In the circumstances presented here there is no question that the judge committed no error in denying the rule 29 motion. Even if the grounds asserted were appropriate to a rule 29 motion, they do not support any relief here. If there had been, as the defendant implies, an agreement with the Commonwealth concerning the defendant’s withdrawal of his appeal from the jury session, it is not part of the record. We have not been presented with a transcript of any colloquy that took place at the jury-of-six session indicating that the defendant’s withdrawal of his appeal was subject to a favorable disposition of his rule 29 motion by the judge who imposed the original sentence. On this record, it does not appear that the defendant’s request for the court to revoke his sentence is based on factors in existence at the time the original sentence was imposed. See Commonwealth v. Derry, 26 Mass. App. Ct. 10, 12 & n.3, 13 (1988). The defendant has not asserted any ground that would justify any relief. The order denying the motion to revise and revoke the defendant’s sentence is affirmed.

So ordered.

Section (a) of rule 29, in pertinent part, provides:

“(a) Revision or Revocation.
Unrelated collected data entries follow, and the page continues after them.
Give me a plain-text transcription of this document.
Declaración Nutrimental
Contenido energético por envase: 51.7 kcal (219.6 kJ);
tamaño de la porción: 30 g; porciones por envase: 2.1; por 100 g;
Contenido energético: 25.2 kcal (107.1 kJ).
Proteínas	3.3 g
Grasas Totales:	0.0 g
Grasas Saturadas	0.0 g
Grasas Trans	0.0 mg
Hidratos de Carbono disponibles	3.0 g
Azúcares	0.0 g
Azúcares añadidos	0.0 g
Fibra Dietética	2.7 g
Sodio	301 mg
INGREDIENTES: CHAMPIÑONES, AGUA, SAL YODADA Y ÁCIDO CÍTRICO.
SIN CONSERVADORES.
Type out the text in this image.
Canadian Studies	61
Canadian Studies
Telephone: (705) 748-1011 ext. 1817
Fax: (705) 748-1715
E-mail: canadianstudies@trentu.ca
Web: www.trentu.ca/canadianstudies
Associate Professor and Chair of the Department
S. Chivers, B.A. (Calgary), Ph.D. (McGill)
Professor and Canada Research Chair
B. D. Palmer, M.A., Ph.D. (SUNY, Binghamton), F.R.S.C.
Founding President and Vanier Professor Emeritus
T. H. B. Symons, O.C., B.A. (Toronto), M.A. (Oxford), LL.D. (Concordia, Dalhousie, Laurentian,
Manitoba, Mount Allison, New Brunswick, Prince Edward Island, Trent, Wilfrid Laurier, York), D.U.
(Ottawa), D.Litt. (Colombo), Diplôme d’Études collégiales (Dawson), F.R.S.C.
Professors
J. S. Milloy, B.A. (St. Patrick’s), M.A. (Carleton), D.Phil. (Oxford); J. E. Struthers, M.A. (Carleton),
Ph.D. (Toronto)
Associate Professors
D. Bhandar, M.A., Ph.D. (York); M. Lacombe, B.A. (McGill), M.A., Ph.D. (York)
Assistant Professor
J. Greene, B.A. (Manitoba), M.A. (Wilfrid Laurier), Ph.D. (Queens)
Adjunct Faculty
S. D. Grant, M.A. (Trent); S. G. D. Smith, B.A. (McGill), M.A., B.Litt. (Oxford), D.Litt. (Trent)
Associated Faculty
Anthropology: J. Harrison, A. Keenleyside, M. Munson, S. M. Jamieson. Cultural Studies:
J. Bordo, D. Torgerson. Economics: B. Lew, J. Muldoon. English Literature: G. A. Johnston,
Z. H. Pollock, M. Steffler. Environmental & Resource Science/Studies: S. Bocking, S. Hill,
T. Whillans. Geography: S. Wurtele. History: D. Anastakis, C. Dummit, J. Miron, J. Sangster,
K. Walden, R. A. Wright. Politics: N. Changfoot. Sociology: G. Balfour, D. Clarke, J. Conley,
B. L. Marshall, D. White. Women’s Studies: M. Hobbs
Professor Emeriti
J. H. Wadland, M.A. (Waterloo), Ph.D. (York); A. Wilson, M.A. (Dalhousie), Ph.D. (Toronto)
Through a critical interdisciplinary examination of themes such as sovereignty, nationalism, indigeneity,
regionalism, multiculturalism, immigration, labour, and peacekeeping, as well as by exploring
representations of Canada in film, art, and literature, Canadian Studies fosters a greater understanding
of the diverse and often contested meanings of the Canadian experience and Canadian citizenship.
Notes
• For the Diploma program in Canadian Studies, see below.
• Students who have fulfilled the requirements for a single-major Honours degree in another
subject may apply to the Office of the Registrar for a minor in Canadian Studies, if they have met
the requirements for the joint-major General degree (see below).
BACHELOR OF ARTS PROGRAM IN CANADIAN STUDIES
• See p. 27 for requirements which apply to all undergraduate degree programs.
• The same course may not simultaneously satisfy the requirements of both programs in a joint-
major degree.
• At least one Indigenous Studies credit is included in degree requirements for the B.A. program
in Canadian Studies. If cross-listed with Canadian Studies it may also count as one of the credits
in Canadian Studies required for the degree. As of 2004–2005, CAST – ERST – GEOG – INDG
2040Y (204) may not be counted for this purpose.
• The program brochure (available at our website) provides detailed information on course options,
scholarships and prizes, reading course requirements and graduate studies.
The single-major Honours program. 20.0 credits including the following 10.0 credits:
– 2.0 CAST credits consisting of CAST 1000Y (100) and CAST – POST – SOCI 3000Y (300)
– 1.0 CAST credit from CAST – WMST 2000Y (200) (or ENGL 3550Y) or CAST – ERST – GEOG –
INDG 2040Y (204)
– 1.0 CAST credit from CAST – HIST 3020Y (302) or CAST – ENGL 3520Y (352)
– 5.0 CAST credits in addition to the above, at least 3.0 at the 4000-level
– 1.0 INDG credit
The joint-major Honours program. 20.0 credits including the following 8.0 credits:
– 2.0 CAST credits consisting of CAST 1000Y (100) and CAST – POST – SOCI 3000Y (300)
The trial judge upon his own motion or the written motion of a defendant filed within sixty days after the imposition of a sentence . . . may, upon such terms and conditions as he shall order, revise or revoke such sentence if it appears that justice may not have been done.”

Although in McGuinness v. Commonwealth, supra, the Supreme Judicial Court did not comment on the clerks’ refusals to file the notice of appeal, the case of Callahan v. Commonwealth, 416 Mass. 1010, 1010 (1994), stands for the proposition that a clerk should not refuse to file a notice of appeal in the absence of a court order containing that directive. Davis v. Tabachnick, 425 Mass. 1010, cert. denied, 118 S. Ct. 443 (1997), and cases cited.

General Laws c. 278, § 29A, was applicable to sentences imposed upon a plea without trial in the District Court, and § 29C, as inserted by St. 1962, c. 310, § 2, was applicable to sentences imposed after plea or trial in the Superior Court. Section 29C was repealed by St. 1979, c. 344, § 48.

The better practice, of course, is for the defendant to file a motion for post-conviction relief pursuant to Mass. R. Crim. R 30, 378 Mass. 900 (1979), and to take an appeal under subparagraph (e) (8) of that rule. It would be elevating form over substance, however, to hold that this is an exclusive remedy and that it is not open to the defendant to file an appeal directly from the denial of the motion to revise or revoke in order to correct an illegal sentence. In the future, therefore, a clerk should accept for filing a defendant’s notice of appeal from a rule 29 order unless there is a rule 30 motion on file. See McGuinness v. Commonwealth, 420 Mass. at 497-498.